From today, drivers of large vans, minibuses and other specialist diesel vehicles will be required to pay a daily charge to drive within London’s Low Emission Zone unless their vehicle meets new ‘Euro 3’ emission standards as part of new regulations being rolled out across the capital.
Typically, Euro 3 vehicles are those registered after 1 January 2002 and research by the Society of Motor Manufacturers and Traders (SMMT) has shown that of the 3.57 million vans on UK roads at the end of 2010, 31.1% are not eligible to meet today’s new emission standards and of those, 37% (almost 85,000) are registered in London.
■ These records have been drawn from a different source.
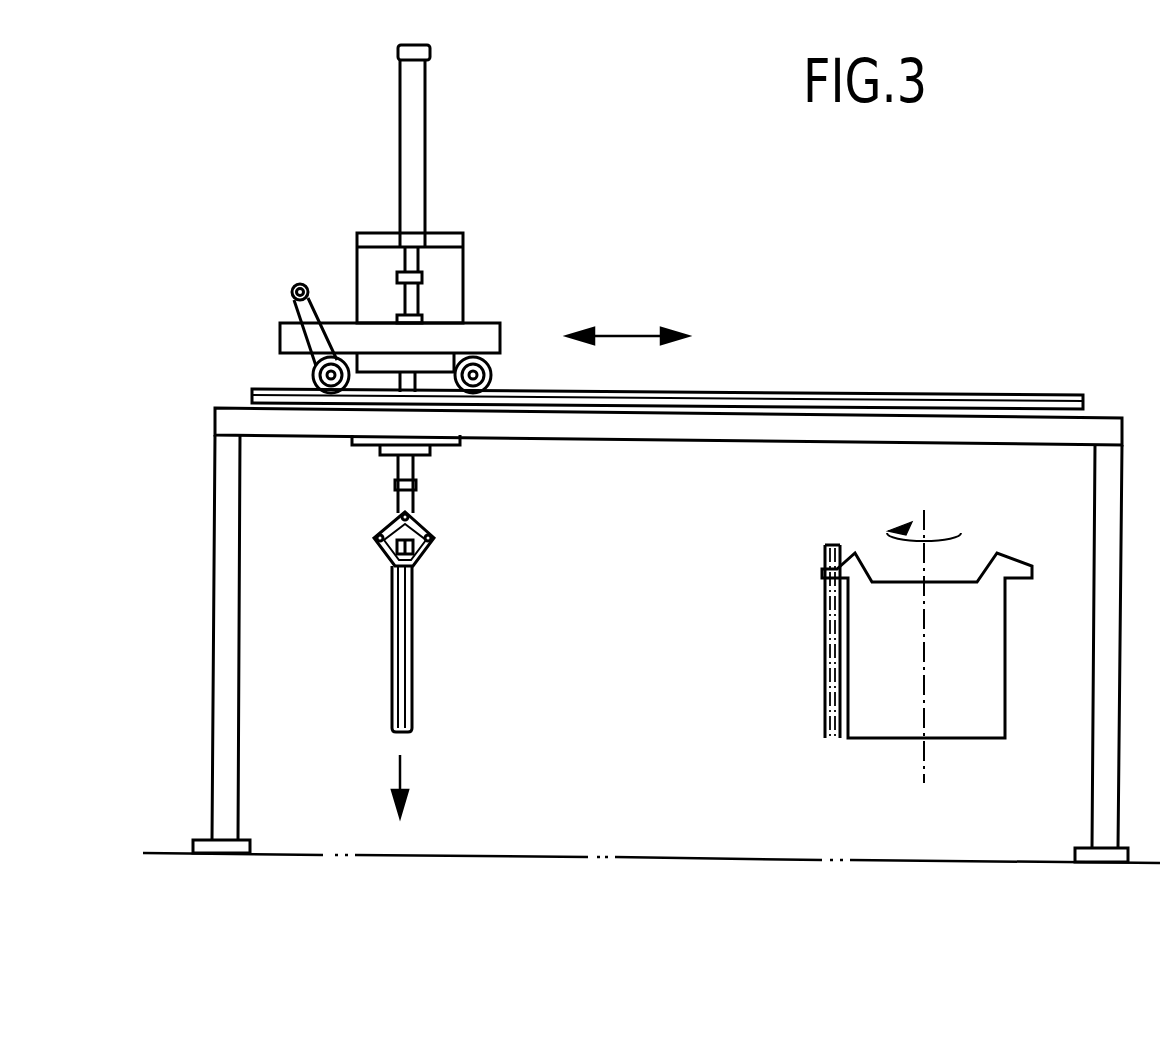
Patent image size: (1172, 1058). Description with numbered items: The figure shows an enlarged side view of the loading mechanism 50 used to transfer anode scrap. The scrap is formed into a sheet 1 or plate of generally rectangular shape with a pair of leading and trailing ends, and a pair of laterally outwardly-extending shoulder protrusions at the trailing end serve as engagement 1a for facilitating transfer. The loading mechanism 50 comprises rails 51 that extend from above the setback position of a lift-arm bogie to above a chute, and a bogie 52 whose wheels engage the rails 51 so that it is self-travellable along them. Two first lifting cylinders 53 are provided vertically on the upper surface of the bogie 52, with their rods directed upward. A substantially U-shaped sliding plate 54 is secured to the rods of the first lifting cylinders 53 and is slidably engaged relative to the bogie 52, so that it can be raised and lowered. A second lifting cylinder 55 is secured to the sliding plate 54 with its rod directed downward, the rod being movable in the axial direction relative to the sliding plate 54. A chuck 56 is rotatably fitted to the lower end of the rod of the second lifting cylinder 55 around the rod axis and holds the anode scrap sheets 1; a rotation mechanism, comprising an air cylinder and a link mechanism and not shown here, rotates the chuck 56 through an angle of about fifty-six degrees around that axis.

The loading mechanism 50 is at (597, 137).
The rails 51 is at (921, 393).
The bogie 52 is at (494, 324).
The first lifting cylinders 53 is at (413, 297).
The sliding plate 54 is at (447, 233).
The second lifting cylinder 55 is at (417, 101).
The chuck 56 is at (415, 469).
The sheet 1 is at (392, 652).
The engagement 1a is at (1022, 585).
“It’s not only emissions that improve when owners and operators upgrade, fuel efficiency also gets better, returning real-world benefits on top of the LEZ savings,” said Paul Everitt, SMMT Chief Executive. “As a result of the new LEZ, SMMT anticipates a slight rise in commercial vehicle registrations, as owners and operators buy-into more efficient, compliant vehicles. The CV market has been strong throughout 2011 and it’s clear that those businesses and individuals running vans and trucks in the capital have already begun to renew their vehicles and we’ll be watching with interest how the market performs over the next few months.”
The LEZ will continue to apply to Heavy Commercial Vehicles (HCVs) but from today the regulations will demand an increase from Euro III to Euro IV standards. Vehicles first registered as new on or after 1 October 2006 will meet the Euro IV standard, but the 2010 Motorparc shows that 32% nationally, and 29% in Greater London, do not meet the LEZ threshold.
Transport for London provides further detail and guidance on the London Low Emission Zone, the vehicles affected and options open to commercial vehicle operators at its website.